Book Synopsis Encyclopedia of Prisons and Correctional Facilities by : Mary Bosworth

Download or read book Encyclopedia of Prisons and Correctional Facilities written by Mary Bosworth and published by SAGE. This book was released on 2005 with total page 1401 pages. Available in PDF, EPUB and Kindle. Book excerpt: Are included. Annotation 2004 Book News, Inc., Portland, OR (booknews.com).

Mass Incarceration on Trial

Download Mass Incarceration on Trial PDF Online Free

Author :
Publisher : The New Press
ISBN 13 : 1595587691
Total Pages : 226 pages
Book Rating : 4.5/5 (955 download)

DOWNLOAD NOW!


Book Synopsis Mass Incarceration on Trial by : Jonathan Simon

Download or read book Mass Incarceration on Trial written by Jonathan Simon and published by The New Press. This book was released on 2014 with total page 226 pages. Available in PDF, EPUB and Kindle. Book excerpt: Mass Incarceration on Trial examines a series of landmark decisions about prison conditions-culminating in Brown v.

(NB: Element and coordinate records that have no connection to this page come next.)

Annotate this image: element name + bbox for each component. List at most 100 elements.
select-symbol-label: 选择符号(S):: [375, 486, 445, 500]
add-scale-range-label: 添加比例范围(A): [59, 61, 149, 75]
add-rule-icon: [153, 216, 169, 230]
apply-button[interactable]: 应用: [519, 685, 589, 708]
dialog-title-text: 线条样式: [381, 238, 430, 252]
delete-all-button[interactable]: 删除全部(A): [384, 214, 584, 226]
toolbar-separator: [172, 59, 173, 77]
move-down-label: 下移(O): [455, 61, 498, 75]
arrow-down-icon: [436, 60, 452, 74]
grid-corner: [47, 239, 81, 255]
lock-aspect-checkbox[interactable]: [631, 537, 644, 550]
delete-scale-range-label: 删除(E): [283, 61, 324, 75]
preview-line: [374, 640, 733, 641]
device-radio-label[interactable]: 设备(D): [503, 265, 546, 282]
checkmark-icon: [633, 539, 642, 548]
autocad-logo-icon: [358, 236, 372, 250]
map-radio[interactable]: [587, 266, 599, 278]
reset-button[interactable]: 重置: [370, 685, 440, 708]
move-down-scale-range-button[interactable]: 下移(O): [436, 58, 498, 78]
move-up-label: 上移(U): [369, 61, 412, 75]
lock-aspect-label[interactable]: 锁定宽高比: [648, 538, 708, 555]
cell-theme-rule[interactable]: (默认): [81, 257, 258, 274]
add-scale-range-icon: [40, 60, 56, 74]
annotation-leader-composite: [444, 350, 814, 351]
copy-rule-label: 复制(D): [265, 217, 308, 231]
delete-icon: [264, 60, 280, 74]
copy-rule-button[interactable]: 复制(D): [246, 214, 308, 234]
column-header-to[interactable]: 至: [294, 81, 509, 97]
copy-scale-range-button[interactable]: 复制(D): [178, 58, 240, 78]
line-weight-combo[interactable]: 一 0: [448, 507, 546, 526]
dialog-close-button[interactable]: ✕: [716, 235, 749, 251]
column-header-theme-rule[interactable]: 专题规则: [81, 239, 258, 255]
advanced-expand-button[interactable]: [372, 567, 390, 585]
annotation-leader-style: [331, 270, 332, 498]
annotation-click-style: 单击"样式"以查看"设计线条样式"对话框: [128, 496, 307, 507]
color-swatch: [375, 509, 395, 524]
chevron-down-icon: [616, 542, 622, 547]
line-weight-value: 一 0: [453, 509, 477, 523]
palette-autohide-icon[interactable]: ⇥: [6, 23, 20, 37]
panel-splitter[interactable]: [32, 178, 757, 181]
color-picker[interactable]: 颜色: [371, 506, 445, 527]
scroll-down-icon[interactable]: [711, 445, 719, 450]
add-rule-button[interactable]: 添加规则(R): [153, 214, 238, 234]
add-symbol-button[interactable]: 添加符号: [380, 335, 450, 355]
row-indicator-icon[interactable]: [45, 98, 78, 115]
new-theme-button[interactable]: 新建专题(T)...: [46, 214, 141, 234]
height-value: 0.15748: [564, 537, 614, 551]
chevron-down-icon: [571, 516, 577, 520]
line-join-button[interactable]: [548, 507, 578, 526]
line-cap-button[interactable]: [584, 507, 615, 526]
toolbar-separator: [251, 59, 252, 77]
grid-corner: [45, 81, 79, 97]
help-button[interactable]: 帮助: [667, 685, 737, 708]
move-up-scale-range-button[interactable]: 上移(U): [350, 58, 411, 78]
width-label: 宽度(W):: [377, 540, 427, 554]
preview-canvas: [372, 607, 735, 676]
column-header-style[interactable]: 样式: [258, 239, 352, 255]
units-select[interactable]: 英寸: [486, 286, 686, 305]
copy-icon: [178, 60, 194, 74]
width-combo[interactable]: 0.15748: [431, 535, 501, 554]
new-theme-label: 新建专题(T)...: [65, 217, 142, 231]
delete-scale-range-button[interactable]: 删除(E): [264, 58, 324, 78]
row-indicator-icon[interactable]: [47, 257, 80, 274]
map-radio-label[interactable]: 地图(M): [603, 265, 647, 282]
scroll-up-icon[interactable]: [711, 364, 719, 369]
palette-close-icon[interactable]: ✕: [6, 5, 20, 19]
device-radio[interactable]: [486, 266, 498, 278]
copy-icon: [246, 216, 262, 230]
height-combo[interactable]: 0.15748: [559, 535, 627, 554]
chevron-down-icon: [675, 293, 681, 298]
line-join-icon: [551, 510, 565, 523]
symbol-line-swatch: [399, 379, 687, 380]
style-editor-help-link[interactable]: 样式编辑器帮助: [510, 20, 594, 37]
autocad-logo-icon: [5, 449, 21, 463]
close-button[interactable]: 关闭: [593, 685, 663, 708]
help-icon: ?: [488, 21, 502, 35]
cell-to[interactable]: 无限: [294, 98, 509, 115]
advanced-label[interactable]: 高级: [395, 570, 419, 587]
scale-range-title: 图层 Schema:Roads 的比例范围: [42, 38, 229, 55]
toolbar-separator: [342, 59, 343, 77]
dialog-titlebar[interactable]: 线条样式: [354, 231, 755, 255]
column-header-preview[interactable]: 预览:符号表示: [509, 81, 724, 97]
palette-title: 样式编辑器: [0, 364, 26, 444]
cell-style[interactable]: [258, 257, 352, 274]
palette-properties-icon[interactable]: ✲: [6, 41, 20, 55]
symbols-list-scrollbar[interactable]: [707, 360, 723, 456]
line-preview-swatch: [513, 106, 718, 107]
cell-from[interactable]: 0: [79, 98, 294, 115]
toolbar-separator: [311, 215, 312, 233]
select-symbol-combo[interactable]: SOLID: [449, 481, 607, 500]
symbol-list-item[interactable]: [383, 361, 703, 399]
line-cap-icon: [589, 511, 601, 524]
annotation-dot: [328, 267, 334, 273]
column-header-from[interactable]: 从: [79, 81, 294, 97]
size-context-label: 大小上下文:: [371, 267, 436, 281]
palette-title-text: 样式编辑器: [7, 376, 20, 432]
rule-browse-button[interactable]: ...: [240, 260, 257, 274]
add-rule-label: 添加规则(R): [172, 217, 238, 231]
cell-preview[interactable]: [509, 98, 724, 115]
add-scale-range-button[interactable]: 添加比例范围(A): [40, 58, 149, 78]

Plata, decided in May 2011 by the U.S. Supreme Court-that has opened an unexpected escape route from this trap of "tough on crime" politics. This set of rulings points toward values that could restore legitimate order to American prisons and, ultimately, lead to the demise of mass incarceration. This book offers a provocative and brilliant reading to the end of mass incarceration.